The human development index (HDI) assigns numerical values to different countries as a measure of human prosperity. These values are derived by measuring levels of education, standard of living, and life expectancy. Countries with higher scores on the index are said to be better developed than those with lower scores.
The system is designed to be used to help determine strategies for improving living conditions for people around the world. It can be used to assess why countries with a similar gross domestic product (GDP) have different HDI values and therefore can affect the fiscal and public policy of a nation. However, some critics argue that these measures are flawed and do not create an accurate picture of prosperity.
Critics argue that the HDI assigns weights to certain factors that are equal trade-offs, when these measurements may not always be equally valuable.
How the Human Development Index (HDI) Is Valued
The HDI was implemented in 1990 and the values it assesses are determined as follows:
- The health factor is assessed by life expectancy at birth.
- The standard of living factor is assessed by GNI (gross national income) per capita.
- The education factor is assessed by the mean years of schooling for adults and the expected years of schooling for children of school entering age.
Criticism of the Human Development Index (HDI)
Critics argue that the HDI assigns weights to certain factors that are equal trade-offs, when these measurements may not always be equally valuable. For example, countries could achieve the same HDI through different combinations of life expectancy and GNI per capita. This would imply that a person's life expectancy has an economic value.
An additional year of life would add to the GNI and would thus be different in countries with different GNI per capita.
It also correlates factors that are more common in developed economies. For example, a higher level of education would tend to lead to higher GNI per capita. Critics argue the benefit or lack thereof of including two highly correlated values when perhaps one would be a better indicator of a country's well-being.
The HDI also fails to take into account factors such as inequality, poverty, and gender disparity. A country with a high value for GNI per capita would indicate a developed country, but what if that GNI is reached by marginalizing certain genders or ethnic classes? And what if that GNI is achieved by a small percentage of the population that is wealthy and therefore ignores the poor?

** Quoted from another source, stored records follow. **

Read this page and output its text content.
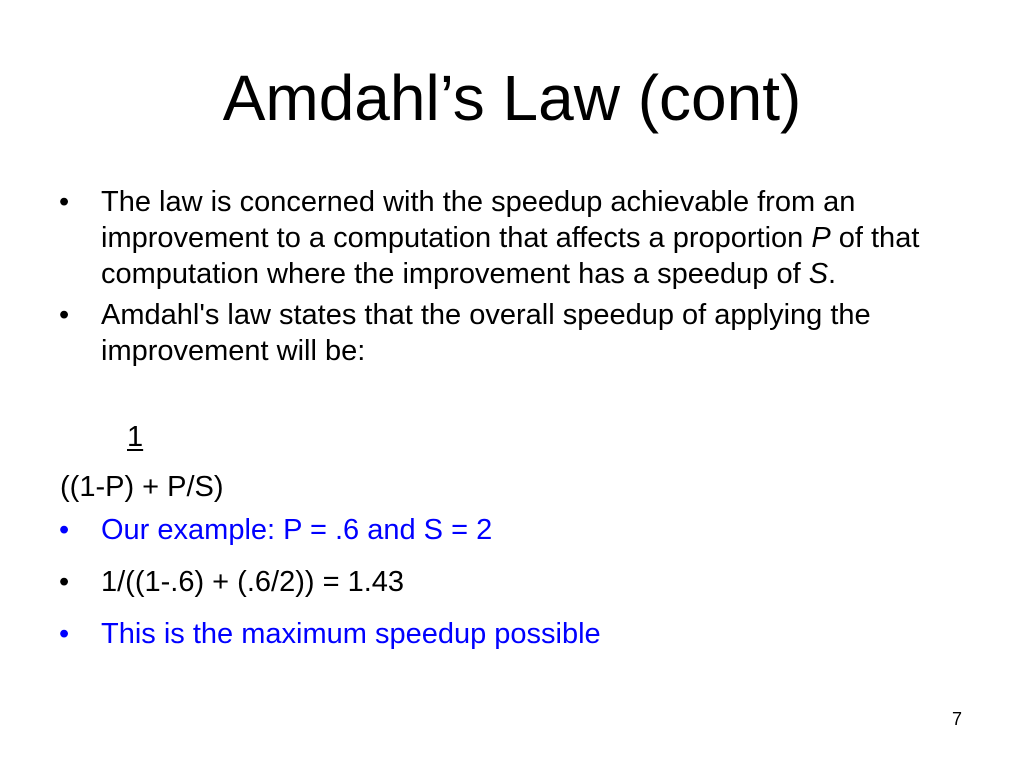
Amdahl’s Law (cont)
• The law is concerned with the speedup achievable from an improvement to a computation that affects a proportion P of that computation where the improvement has a speedup of S.
• Amdahl's law states that the overall speedup of applying the improvement will be:
1
((1-P) + P/S)
• Our example: P = .6 and S = 2
• 1/((1-.6) + (.6/2)) = 1.43
• This is the maximum speedup possible
7
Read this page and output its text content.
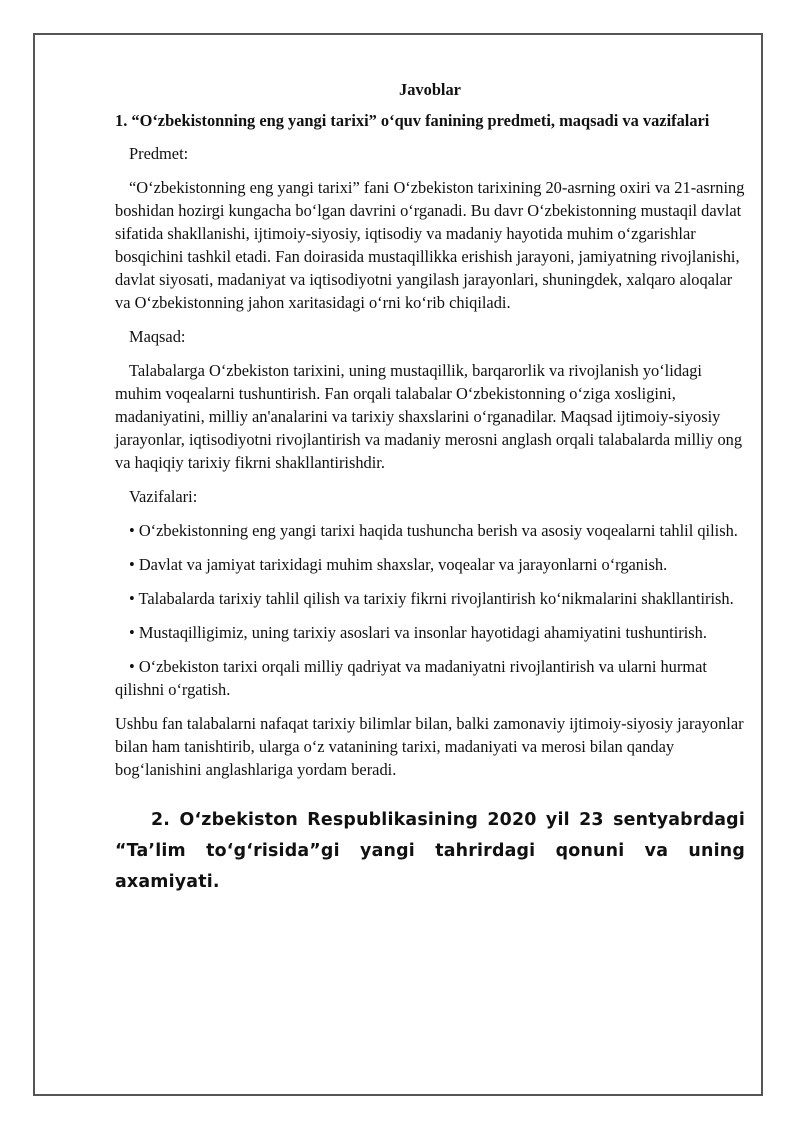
Javoblar
1. “O‘zbekistonning eng yangi tarixi” o‘quv fanining predmeti, maqsadi va vazifalari
Predmet:
“O‘zbekistonning eng yangi tarixi” fani O‘zbekiston tarixining 20-asrning oxiri va 21-asrning boshidan hozirgi kungacha bo‘lgan davrini o‘rganadi. Bu davr O‘zbekistonning mustaqil davlat sifatida shakllanishi, ijtimoiy-siyosiy, iqtisodiy va madaniy hayotida muhim o‘zgarishlar bosqichini tashkil etadi. Fan doirasida mustaqillikka erishish jarayoni, jamiyatning rivojlanishi, davlat siyosati, madaniyat va iqtisodiyotni yangilash jarayonlari, shuningdek, xalqaro aloqalar va O‘zbekistonning jahon xaritasidagi o‘rni ko‘rib chiqiladi.
Maqsad:
Talabalarga O‘zbekiston tarixini, uning mustaqillik, barqarorlik va rivojlanish yo‘lidagi muhim voqealarni tushuntirish. Fan orqali talabalar O‘zbekistonning o‘ziga xosligini, madaniyatini, milliy an'analarini va tarixiy shaxslarini o‘rganadilar. Maqsad ijtimoiy-siyosiy jarayonlar, iqtisodiyotni rivojlantirish va madaniy merosni anglash orqali talabalarda milliy ong va haqiqiy tarixiy fikrni shakllantirishdir.
Vazifalari:
• O‘zbekistonning eng yangi tarixi haqida tushuncha berish va asosiy voqealarni tahlil qilish.
• Davlat va jamiyat tarixidagi muhim shaxslar, voqealar va jarayonlarni o‘rganish.
• Talabalarda tarixiy tahlil qilish va tarixiy fikrni rivojlantirish ko‘nikmalarini shakllantirish.
• Mustaqilligimiz, uning tarixiy asoslari va insonlar hayotidagi ahamiyatini tushuntirish.
• O‘zbekiston tarixi orqali milliy qadriyat va madaniyatni rivojlantirish va ularni hurmat qilishni o‘rgatish.
Ushbu fan talabalarni nafaqat tarixiy bilimlar bilan, balki zamonaviy ijtimoiy-siyosiy jarayonlar bilan ham tanishtirib, ularga o‘z vatanining tarixi, madaniyati va merosi bilan qanday bog‘lanishini anglashlariga yordam beradi.
2. O‘zbekiston Respublikasining 2020 yil 23 sentyabrdagi “Ta’lim to‘g‘risida”gi yangi tahrirdagi qonuni va uning axamiyati.
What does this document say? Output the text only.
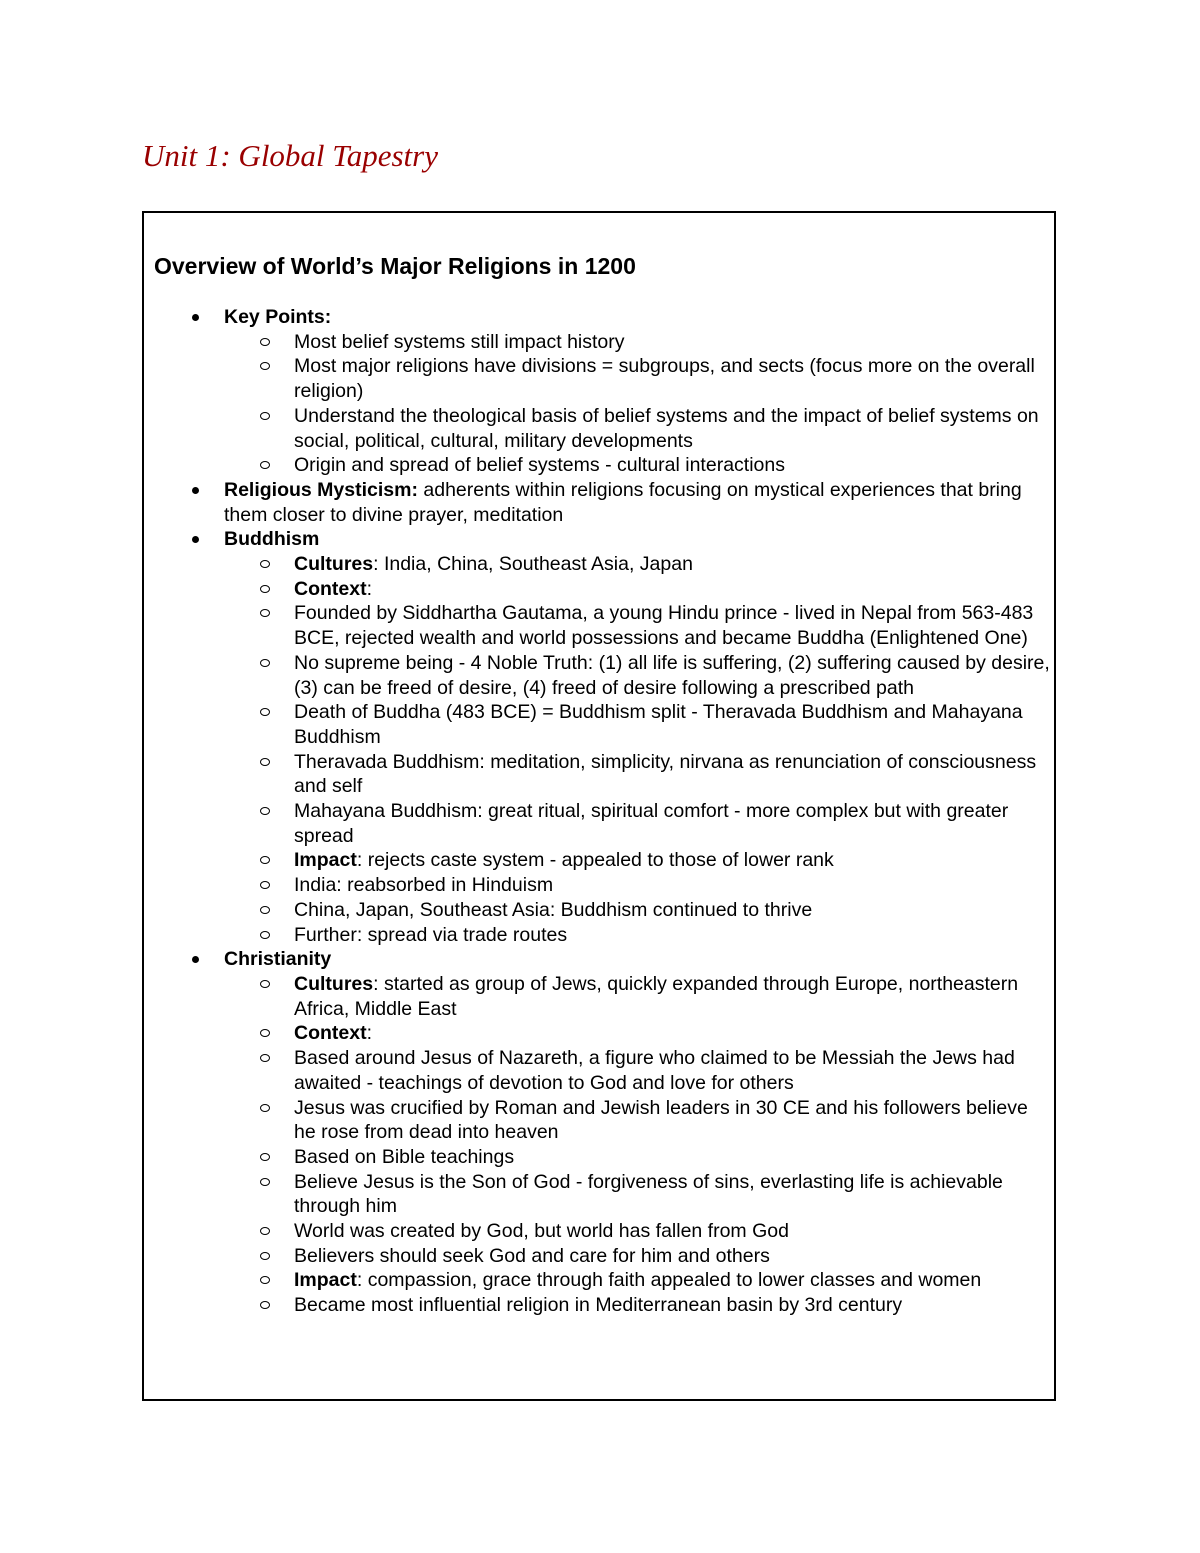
Unit 1: Global Tapestry
Overview of World’s Major Religions in 1200
Key Points:
Most belief systems still impact history
Most major religions have divisions = subgroups, and sects (focus more on the overall religion)
Understand the theological basis of belief systems and the impact of belief systems on social, political, cultural, military developments
Origin and spread of belief systems - cultural interactions
Religious Mysticism: adherents within religions focusing on mystical experiences that bring them closer to divine prayer, meditation
Buddhism
Cultures: India, China, Southeast Asia, Japan
Context:
Founded by Siddhartha Gautama, a young Hindu prince - lived in Nepal from 563-483 BCE, rejected wealth and world possessions and became Buddha (Enlightened One)
No supreme being - 4 Noble Truth: (1) all life is suffering, (2) suffering caused by desire, (3) can be freed of desire, (4) freed of desire following a prescribed path
Death of Buddha (483 BCE) = Buddhism split - Theravada Buddhism and Mahayana Buddhism
Theravada Buddhism: meditation, simplicity, nirvana as renunciation of consciousness and self
Mahayana Buddhism: great ritual, spiritual comfort - more complex but with greater spread
Impact: rejects caste system - appealed to those of lower rank
India: reabsorbed in Hinduism
China, Japan, Southeast Asia: Buddhism continued to thrive
Further: spread via trade routes
Christianity
Cultures: started as group of Jews, quickly expanded through Europe, northeastern Africa, Middle East
Context:
Based around Jesus of Nazareth, a figure who claimed to be Messiah the Jews had awaited - teachings of devotion to God and love for others
Jesus was crucified by Roman and Jewish leaders in 30 CE and his followers believe he rose from dead into heaven
Based on Bible teachings
Believe Jesus is the Son of God - forgiveness of sins, everlasting life is achievable through him
World was created by God, but world has fallen from God
Believers should seek God and care for him and others
Impact: compassion, grace through faith appealed to lower classes and women
Became most influential religion in Mediterranean basin by 3rd century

Furthermore, the values of the factors that make up the HDI are bounded between 0 and 1. This means that certain countries that already have high GNIs, for example, have little room to improve in terms of GNI score even if their GNI continues to grow and improve. This same parameter affects the logic of the life expectancy score.
The Bottom Line
Though the HDI is designed to consider other factors besides wealth, allowing a multifaceted examination of global prosperity and emerging market nations, the weaknesses of this measurement lead some critics to challenge its practicality for use in establishing foreign policy. Other factors that influence prosperity are not sufficiently captured by this measurement either.